É em meio dessa tônica que se apresenta o projeto Victoria & Alfred Waterfront Company, primeiramente apresentado em 1988 e revitalizado em ocasião da Copa do Mundo de 2010. A&V Waterfront, como é conhecido, constitui-se como um pólo de atividades mistas, sendo um centro comercial, cultural e residencial. Nele encontra-se condomínios residenciais e prédios hoteleiros, shoppings, restaurantes, museus apresentações de musicas, danças e artefatos de cultura nativa e também feiras gastronômicas. O Waterfront posiciona-se politicamente voltado ao turismo, ao sintetizar aquilo que se tem como característicos da cultura africana, tanto quanto dança, música, comida e artefato, e transformar isto em produto o qual é consumido pelo turista. Contudo é um centro não apenas para turistas em busca do imaginário do exótico africano como também para capetowne em busca do lazer e do consumo.

Dessa maneira, por todas as características que constitui o projeto do Waterfront, pode-se definir o mesmo como uma operação estrela, a qual, segundo Custódio, é:

Programas e projetos articulados, integrando interesses de diferentes naturezas, envolvendo parcerias públicas e privadas, vinculados por links em pólos, núcleos ou redes, em busca de objetivos comuns (…).Típicos empreendimentos consorciados que avaliam potencialidades, somam oportunidades e buscam implementar alternativas para a estruturação, recuperação ou desenvolvimento de cidades, setores, regiões ou países. (CUSTÓDIO, sem data)
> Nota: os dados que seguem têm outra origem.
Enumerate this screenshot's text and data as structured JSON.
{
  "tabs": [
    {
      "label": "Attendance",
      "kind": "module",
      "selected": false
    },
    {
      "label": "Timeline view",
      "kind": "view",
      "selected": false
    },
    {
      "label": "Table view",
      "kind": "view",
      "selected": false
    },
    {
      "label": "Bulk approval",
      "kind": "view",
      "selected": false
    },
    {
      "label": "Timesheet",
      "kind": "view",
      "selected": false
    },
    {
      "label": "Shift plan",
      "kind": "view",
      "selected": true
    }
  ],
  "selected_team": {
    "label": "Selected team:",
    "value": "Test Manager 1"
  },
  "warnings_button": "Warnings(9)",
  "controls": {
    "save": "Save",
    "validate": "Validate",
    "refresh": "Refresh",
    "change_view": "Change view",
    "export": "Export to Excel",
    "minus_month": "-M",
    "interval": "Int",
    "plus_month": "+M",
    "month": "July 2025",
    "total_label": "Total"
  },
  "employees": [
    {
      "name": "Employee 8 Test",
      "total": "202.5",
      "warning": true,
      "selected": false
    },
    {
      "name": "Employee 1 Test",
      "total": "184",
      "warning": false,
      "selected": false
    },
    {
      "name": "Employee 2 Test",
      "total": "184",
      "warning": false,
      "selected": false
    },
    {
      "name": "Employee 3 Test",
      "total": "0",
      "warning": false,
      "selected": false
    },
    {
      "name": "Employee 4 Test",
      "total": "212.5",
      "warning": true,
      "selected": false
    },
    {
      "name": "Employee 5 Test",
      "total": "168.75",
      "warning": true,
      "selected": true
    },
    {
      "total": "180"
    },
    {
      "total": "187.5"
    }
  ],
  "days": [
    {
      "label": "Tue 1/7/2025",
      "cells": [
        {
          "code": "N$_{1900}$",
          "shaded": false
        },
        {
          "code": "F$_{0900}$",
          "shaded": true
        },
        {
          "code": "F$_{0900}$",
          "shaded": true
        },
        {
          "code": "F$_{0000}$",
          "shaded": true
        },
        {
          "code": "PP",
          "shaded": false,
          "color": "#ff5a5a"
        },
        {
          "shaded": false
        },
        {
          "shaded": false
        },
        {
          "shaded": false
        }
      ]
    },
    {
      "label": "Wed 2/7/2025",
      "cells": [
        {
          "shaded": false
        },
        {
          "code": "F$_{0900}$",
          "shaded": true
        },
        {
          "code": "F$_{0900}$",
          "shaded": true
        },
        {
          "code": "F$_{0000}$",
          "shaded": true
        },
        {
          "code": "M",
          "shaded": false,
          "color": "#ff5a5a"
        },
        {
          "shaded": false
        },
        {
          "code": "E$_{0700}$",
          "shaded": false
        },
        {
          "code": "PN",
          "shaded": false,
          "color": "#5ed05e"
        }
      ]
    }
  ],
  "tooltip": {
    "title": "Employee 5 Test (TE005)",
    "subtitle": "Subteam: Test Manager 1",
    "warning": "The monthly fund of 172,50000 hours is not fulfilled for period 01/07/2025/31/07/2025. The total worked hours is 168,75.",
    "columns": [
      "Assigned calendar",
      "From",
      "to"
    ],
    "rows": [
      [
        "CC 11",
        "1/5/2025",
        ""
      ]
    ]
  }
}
Junto a isso, de acordo com Custódio, grandes eventos mundiais, como Olimpíadas e Copa do mundo, são vistos como oportunidade para o desenvolvimento de projetos de infraestrutura urbana:

Ejemplos más recientes demuestran que el planeamiento estratégico de estos emprendimientos, involucrando esfuerzos públicos y privados, pueden representar grandes aportes externos a las ciudades, con casos de mayor o menor suceso. Entre ellos están los parques olímpicos de Pequín y de Barcelona; las Expos de Lisboa, Sevilla y Shangai. Entre las Copas del mundo de fútbol, la de Berlín y de África del Sur, con significativas transformaciones en infraestructura, equipamientos urbanos o cohesión social. En todos estos casos, para la gestión y consecución de proyectos y obras fueron creadas asociaciones o corporaciones publico-privadas específicas. (CUSTÓDIO, sem data)

Não sendo diferente, com a realização da Copa do Mundo em 2010, o governo sul-africano investiu bastante em infraestrutura das cidades que sediaram e revitalizou  zonas portuárias e de interesses turísticos como centros históricos. Na Cidade do Cabo, além da revitalização da marina já citada, foi construído o moderno estádio de Greenpoint, no qual, após a Copa, além de abrigar eventos esportivos ocorrem também programações culturais, como grandes concertos musicais. A construção do estádio acarretou um desenvolvimento cultural e econômico da área, o qual não durou apenas ao longo do evento mundial, transformando a região permanentemente.

ÁREAS DE ALTO INTERESSE CULTURAL:

Junto a isso, a Cidade do Cabo, constitui-se como um pólo do designer e de atividades culturais, concentrando-se inúmeros serviços e atores relacionados a essa área. Em uma conexão entre iniciativa privada e poder público, muitos festivais são realizados nas ruas da cidade, eventos os quais ativam os espaços públicos, tal como praças e ruas, tornando-os em espaços de convivência e sociabilidade. Além dos festivais, tal como o de Jazz e o de Arte Contemporânea, a Cidade do Cabo é famosa por seus mercados de ruas e feiras que unem gastronomia Gourmet, arte, artesanato e designer.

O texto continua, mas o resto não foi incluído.